I've tried running a few other games, like Fiasco, but the group just doesn't get it. By the second act, the whole thing had dissolved into "my scene is me and you, and I kill you". ::headdesk::

They all say "we don't want to be on rails" and "we want PC-driven stories", but then they never live up to it. They all sit there, looking at me as the GM/leader and going "please sir, can I have some more story driven down my throat? I just want to hit things and make them bleed and not have to think too much".

Phew - feels good to get that off my chest...

McIrishJihad wrote:
They all say "we don't want to be on rails" and "we want PC-driven stories", but then they never live up to it. They all sit there, looking at me as the GM/leader and going "please sir, can I have some more story driven down my throat? I just want to hit things and make them bleed and not have to think too much".

Phew - feels good to get that off my chest...

Yes, some people just don't like playing that kind of game. Some groups love it, some groups hate it. There are people I'd never invite to join my gaming group, not because I don't like them but because they just don't want to play like that. Burning Wheel has enough mechanics to gradually help inexperienced players take advantage of the deeper narrative stuff, but if the players are just flat out not interested there's not much you can do.

I will say that playing story-play-heavy games has taught me a lot of thing that can be back-ported to more traditional roleplaying. A lot of it is things like getting the players to define things in the world (which depends on the players wanting to), but there are some GM-focused things that I borrow everywhere.

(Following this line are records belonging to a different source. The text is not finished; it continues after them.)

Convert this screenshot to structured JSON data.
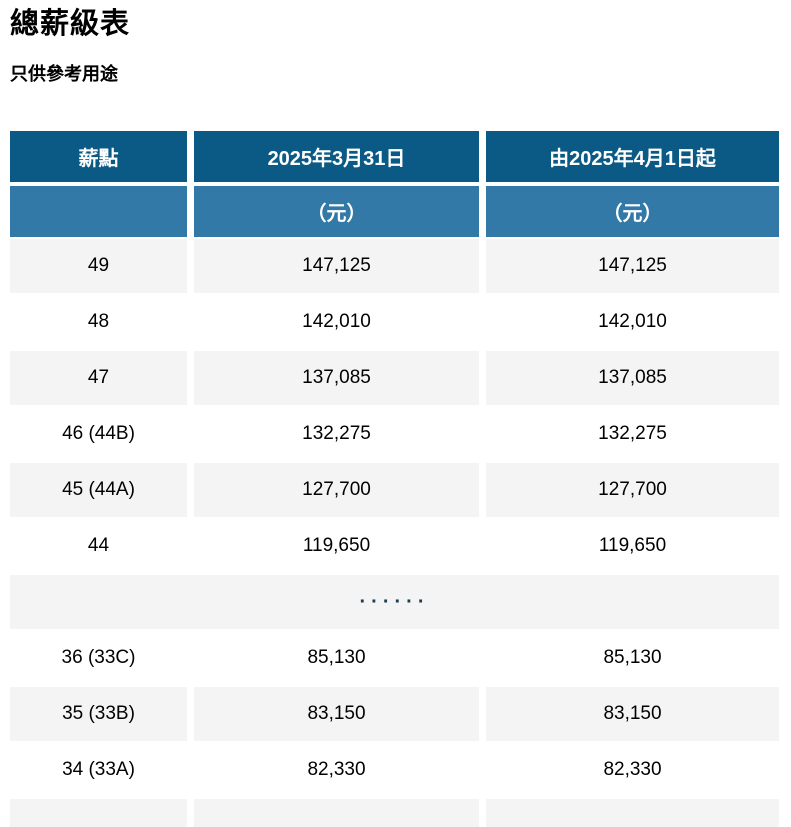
{
  "page": {
    "title": "總薪級表",
    "subtitle": "只供參考用途"
  },
  "table": {
    "headers": {
      "pay_point": "薪點",
      "date_before": "2025年3月31日",
      "date_after": "由2025年4月1日起"
    },
    "subheaders": {
      "pay_point": "",
      "unit_before": "（元）",
      "unit_after": "（元）"
    },
    "ellipsis": "······",
    "rows": [
      {
        "point": "49",
        "before": "147,125",
        "after": "147,125"
      },
      {
        "point": "48",
        "before": "142,010",
        "after": "142,010"
      },
      {
        "point": "47",
        "before": "137,085",
        "after": "137,085"
      },
      {
        "point": "46 (44B)",
        "before": "132,275",
        "after": "132,275"
      },
      {
        "point": "45 (44A)",
        "before": "127,700",
        "after": "127,700"
      },
      {
        "point": "44",
        "before": "119,650",
        "after": "119,650"
      },
      {
        "type": "ellipsis"
      },
      {
        "point": "36 (33C)",
        "before": "85,130",
        "after": "85,130"
      },
      {
        "point": "35 (33B)",
        "before": "83,150",
        "after": "83,150"
      },
      {
        "point": "34 (33A)",
        "before": "82,330",
        "after": "82,330"
      },
      {
        "point": "",
        "before": "",
        "after": ""
      }
    ]
  },
  "colors": {
    "header_dark": "#0b5a85",
    "header_light": "#3379a7",
    "row_alt": "#f4f4f4",
    "ellipsis_text": "#1b3d4f"
  }
}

For example, one of the rules I love most about Burning Wheel is that you have to define the consequences of a roll beforehand, with the failure being something interesting that still moves the game along. So you don't fail to pick the lock and are stuck staring at the door, you fail and make enough noise to alert the guards...or your failure roll lets you pick the lock, but destroys the lock so it's obviously been tampered with. Keeps the game moving narratively, even as the player's original plans are thwarted.

McIrishJihad wrote:
They all say "we don't want to be on rails" and "we want PC-driven stories", but then they never live up to it. They all sit there, looking at me as the GM/leader and going "please sir, can I have some more story driven down my throat? I just want to hit things and make them bleed and not have to think too much".

Phew - feels good to get that off my chest...


Sadly, some people say this when in reality they want only the illusion of railless, PC-driven play.